Peter_Cammaert · ‎2018-05-21

That's a difficult question, and the answer may depend on how large each qvd is. You see, the real overhead will become marginal as the data content grows.

IMHO loading a single QVD instead of 450 component-QVDs will always be faster, because

the script code doesn't have to loop (famously slow) and a single optimised LOAD will do
there is only one set of symbol tables to load, instead of 450 sets that need to be merged
memory allocation is more efficient (QlikView will know beforehand how much memory is needed to load the big guy)
etc.

but these are just theoretical reasons.
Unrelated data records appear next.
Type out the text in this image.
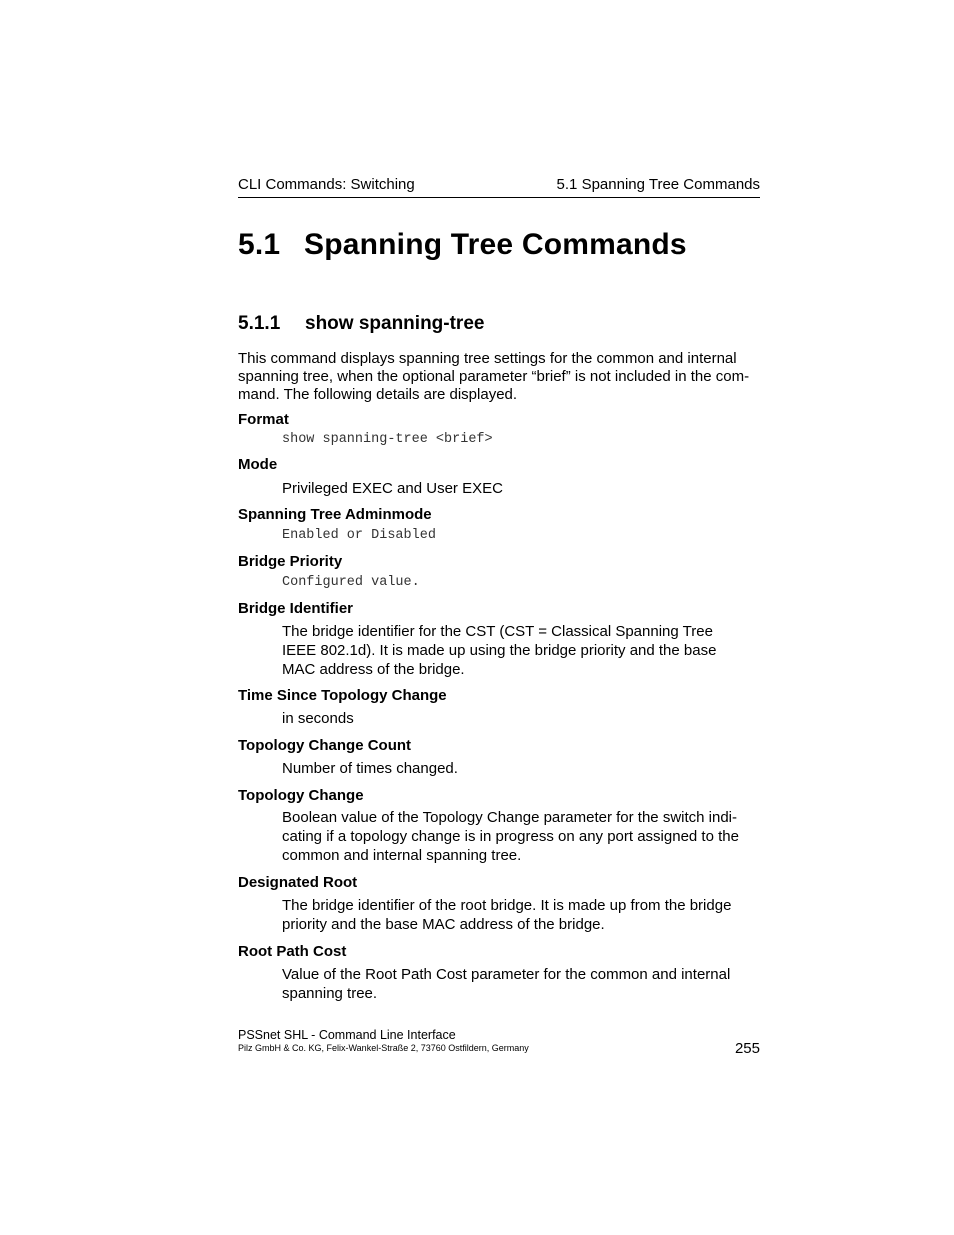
CLI Commands: Switching	5.1 Spanning Tree Commands
5.1 Spanning Tree Commands
5.1.1 show spanning-tree
This command displays spanning tree settings for the common and internal
spanning tree, when the optional parameter “brief” is not included in the com-
mand. The following details are displayed.
Format
show spanning-tree <brief>
Mode
Privileged EXEC and User EXEC
Spanning Tree Adminmode
Enabled or Disabled
Bridge Priority
Configured value.
Bridge Identifier
The bridge identifier for the CST (CST = Classical Spanning Tree
IEEE 802.1d). It is made up using the bridge priority and the base
MAC address of the bridge.
Time Since Topology Change
in seconds
Topology Change Count
Number of times changed.
Topology Change
Boolean value of the Topology Change parameter for the switch indi-
cating if a topology change is in progress on any port assigned to the
common and internal spanning tree.
Designated Root
The bridge identifier of the root bridge. It is made up from the bridge
priority and the base MAC address of the bridge.
Root Path Cost
Value of the Root Path Cost parameter for the common and internal
spanning tree.
PSSnet SHL - Command Line Interface
Pilz GmbH & Co. KG, Felix-Wankel-Straße 2, 73760 Ostfildern, Germany	255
If we take into account that some systems may use different I/O channels to stream your 450 qvds in parallel, and that for some operations you may not even need all data in memory at a time, then we could easily compose a list of counter-arguments.

In short: I think you should perform some tests on a representative subset of your data (for example, load just 45 QVDs) and see what works best for you.

datanibbler · ‎2018-05-22

Thanks Peter!

Well, I have done some "testing" on my local laptop - taking the time on a copy of the real data.

It's only about 1.000 rows in one qvd, some more, some less - depends on how much has been done that day 😉

Indeed, putting all Deltas from 2017 into one (using FIELDNAME() since the exact date is in the name of every one saves a lot of time, especially because the whole bunch of Deltas is for some reason loaded twice, concatenating, with slightly different filters ...

Because of the filters I guess there are two options: The easier one would be to just merge all 2017 Deltas into one with no filtering so far - so the script can be left unchanged (just loading every qvd available in that place with an *), but the filtering will still have to be done, so the LOAD won't be optimized.

<=> The other option would be more complicated since the Deltas from 2017 can then be loaded optimized, but those from 2018 will still have to be filtered.

Since the time I spend to implement these optimizations is also an issue, I think I will go for the first option.

Thanks a lot!

Best regards,

DataNibbler

datanibbler · ‎2018-05-22

Optimizing the LOAD without altering the script in any way has another charm: I can't be sure that no other script makes use of these Delta-LOADs as they are in a "global" directory that can, in principle, be accessed by any of our apps. But if there is no need to alter the script and that " LOAD * " will still do, there can't be any error anywhere else.

How much potential for optimization would there be in theory?